The sun is hot at noon in the Upper East region in Ghana. This is the time many people sit under trees and sheds trying to cool themselves from the hot sun. Yet this is when I saw Kwabena emerge from a gold mine. He had a flashlight strapped to his forehead, was covered in dust and was carrying a pail of stones.
Kwabena, 12, was living with his mom in the Upper East Region where he stopped going to school when his father died two years earlier. He was working in the mine to support himself and his mother on the equivalent of $1.50 per day. And, although he would always give his mom his earnings, he didn’t always make money; those days they would go to sleep with empty stomachs.
Kwabena was one of an estimated one-million children around the world who work in mines, according to reports from the International Labour Organization. It’s a hazardous job with exposure to chemicals while working in tight spaces underground.
It’s difficult, Kwabena admitted, showing me his palms filled with blisters and cracking skin. He talked about wanting to go to school, adding, “I don’t have anyone to support me.”

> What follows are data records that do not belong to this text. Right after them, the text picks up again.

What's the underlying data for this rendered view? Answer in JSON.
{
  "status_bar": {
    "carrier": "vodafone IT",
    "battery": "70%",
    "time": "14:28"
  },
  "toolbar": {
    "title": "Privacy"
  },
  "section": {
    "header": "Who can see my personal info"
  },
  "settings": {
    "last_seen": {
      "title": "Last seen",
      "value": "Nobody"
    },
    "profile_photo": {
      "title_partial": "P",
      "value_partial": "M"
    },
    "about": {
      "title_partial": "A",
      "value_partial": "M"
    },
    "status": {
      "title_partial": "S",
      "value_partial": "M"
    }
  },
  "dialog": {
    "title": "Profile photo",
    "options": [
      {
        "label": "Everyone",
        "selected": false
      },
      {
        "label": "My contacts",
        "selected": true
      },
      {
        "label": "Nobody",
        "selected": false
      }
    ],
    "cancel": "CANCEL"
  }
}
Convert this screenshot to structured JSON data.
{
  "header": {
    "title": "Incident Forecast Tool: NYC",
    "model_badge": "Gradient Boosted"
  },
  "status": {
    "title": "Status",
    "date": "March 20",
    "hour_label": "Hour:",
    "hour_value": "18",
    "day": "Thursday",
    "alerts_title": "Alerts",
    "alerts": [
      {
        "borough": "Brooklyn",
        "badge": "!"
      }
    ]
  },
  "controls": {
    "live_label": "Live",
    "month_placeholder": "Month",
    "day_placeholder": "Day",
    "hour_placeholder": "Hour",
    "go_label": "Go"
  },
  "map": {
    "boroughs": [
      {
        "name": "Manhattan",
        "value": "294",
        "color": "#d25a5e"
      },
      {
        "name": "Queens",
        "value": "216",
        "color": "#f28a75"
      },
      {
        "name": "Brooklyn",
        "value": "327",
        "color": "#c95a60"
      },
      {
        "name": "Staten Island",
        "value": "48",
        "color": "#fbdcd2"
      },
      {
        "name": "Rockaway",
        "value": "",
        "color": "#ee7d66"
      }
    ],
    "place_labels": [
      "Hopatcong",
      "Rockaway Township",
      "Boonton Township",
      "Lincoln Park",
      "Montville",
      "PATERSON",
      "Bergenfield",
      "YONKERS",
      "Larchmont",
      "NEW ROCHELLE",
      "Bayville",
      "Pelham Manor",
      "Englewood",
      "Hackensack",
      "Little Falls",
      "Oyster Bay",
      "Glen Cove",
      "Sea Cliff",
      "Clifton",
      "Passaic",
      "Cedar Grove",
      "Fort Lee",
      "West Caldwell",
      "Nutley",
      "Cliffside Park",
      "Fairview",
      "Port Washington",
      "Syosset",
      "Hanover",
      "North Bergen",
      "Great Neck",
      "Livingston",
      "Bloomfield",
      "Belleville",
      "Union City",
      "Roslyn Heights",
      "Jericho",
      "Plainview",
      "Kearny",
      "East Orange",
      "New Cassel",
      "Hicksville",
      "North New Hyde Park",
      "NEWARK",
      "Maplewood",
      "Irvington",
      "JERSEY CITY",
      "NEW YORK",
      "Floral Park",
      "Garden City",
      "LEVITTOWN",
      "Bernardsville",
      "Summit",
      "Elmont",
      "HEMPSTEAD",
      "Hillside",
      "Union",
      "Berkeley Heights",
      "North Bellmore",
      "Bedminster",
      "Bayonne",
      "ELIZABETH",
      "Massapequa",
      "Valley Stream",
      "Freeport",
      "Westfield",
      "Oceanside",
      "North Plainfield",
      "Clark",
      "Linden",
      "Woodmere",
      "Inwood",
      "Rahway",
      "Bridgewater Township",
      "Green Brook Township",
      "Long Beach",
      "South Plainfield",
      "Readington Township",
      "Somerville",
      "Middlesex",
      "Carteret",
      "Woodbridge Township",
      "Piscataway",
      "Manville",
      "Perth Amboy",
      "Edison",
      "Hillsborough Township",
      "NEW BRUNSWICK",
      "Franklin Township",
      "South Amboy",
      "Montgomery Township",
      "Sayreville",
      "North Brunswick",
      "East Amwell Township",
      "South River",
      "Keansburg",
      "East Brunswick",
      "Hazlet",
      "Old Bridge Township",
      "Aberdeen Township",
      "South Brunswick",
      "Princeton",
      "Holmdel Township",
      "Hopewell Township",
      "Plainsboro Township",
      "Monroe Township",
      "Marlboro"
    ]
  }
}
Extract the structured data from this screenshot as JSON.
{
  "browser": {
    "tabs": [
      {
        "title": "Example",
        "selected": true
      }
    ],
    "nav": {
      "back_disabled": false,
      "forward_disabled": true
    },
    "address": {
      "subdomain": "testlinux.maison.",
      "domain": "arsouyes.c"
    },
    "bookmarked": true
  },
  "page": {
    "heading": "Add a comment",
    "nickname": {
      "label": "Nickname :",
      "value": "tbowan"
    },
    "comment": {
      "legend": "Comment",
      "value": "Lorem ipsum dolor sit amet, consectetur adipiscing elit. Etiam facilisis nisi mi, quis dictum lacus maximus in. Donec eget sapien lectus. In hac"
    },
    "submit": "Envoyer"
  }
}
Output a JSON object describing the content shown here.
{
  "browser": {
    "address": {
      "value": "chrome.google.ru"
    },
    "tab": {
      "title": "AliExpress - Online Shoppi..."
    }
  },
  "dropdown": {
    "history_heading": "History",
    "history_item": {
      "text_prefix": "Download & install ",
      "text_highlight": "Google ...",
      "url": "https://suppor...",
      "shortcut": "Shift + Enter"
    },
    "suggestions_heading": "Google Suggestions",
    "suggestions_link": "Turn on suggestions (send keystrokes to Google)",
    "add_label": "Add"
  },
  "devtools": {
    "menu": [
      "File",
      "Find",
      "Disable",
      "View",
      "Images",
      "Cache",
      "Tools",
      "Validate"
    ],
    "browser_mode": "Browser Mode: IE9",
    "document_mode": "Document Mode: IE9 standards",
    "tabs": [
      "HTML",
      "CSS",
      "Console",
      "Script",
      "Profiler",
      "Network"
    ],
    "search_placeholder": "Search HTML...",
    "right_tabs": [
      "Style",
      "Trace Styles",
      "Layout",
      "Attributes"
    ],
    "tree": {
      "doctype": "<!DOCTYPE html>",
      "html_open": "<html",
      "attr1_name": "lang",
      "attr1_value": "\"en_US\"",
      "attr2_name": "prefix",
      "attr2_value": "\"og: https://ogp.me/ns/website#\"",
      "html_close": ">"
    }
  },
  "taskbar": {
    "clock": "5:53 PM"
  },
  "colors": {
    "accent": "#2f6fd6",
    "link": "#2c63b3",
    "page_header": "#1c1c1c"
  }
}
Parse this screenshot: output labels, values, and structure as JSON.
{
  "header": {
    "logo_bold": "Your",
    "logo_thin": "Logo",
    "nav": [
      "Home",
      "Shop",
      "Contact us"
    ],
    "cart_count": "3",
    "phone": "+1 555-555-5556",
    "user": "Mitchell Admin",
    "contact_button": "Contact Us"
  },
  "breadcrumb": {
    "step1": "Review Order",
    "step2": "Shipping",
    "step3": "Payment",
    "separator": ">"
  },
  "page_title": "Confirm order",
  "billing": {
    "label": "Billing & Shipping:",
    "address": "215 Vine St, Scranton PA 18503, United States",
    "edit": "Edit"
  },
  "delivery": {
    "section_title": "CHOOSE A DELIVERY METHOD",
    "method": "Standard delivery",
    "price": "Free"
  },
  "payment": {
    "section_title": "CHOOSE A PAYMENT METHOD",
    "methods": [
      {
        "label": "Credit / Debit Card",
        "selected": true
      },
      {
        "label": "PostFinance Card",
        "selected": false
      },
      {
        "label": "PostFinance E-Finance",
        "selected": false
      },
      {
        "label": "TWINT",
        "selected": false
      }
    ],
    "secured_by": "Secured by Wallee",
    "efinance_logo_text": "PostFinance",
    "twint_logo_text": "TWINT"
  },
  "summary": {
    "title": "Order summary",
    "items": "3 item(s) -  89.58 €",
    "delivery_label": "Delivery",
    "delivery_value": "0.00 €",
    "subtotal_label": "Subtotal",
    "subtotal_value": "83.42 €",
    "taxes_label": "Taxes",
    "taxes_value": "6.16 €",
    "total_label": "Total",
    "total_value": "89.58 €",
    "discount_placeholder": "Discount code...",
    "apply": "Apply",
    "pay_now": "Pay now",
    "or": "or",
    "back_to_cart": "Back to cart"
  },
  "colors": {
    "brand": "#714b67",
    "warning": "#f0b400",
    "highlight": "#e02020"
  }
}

That’s where Christian Children’s Fund of Canada (CCFC), as part of a project in partnership with ChildFund Korea, stepped in to get Kwabena back to the classroom with a uniform, a bike to get to school, books and more.
Kwabena’s mother was also given seed money to start selling small items so she could meet her son’s needs and he could stay in school.
They couldn’t be happier. “It’s wonderful to see Kwabena go to school again. I knew it was not good for a child to work in a mine, but we were very helpless,” she says. “Now, thanks to CCFC, he has gone where he belongs.”
Kwabena is one of many children who’s been rescued from mining and given the chance to go back to school.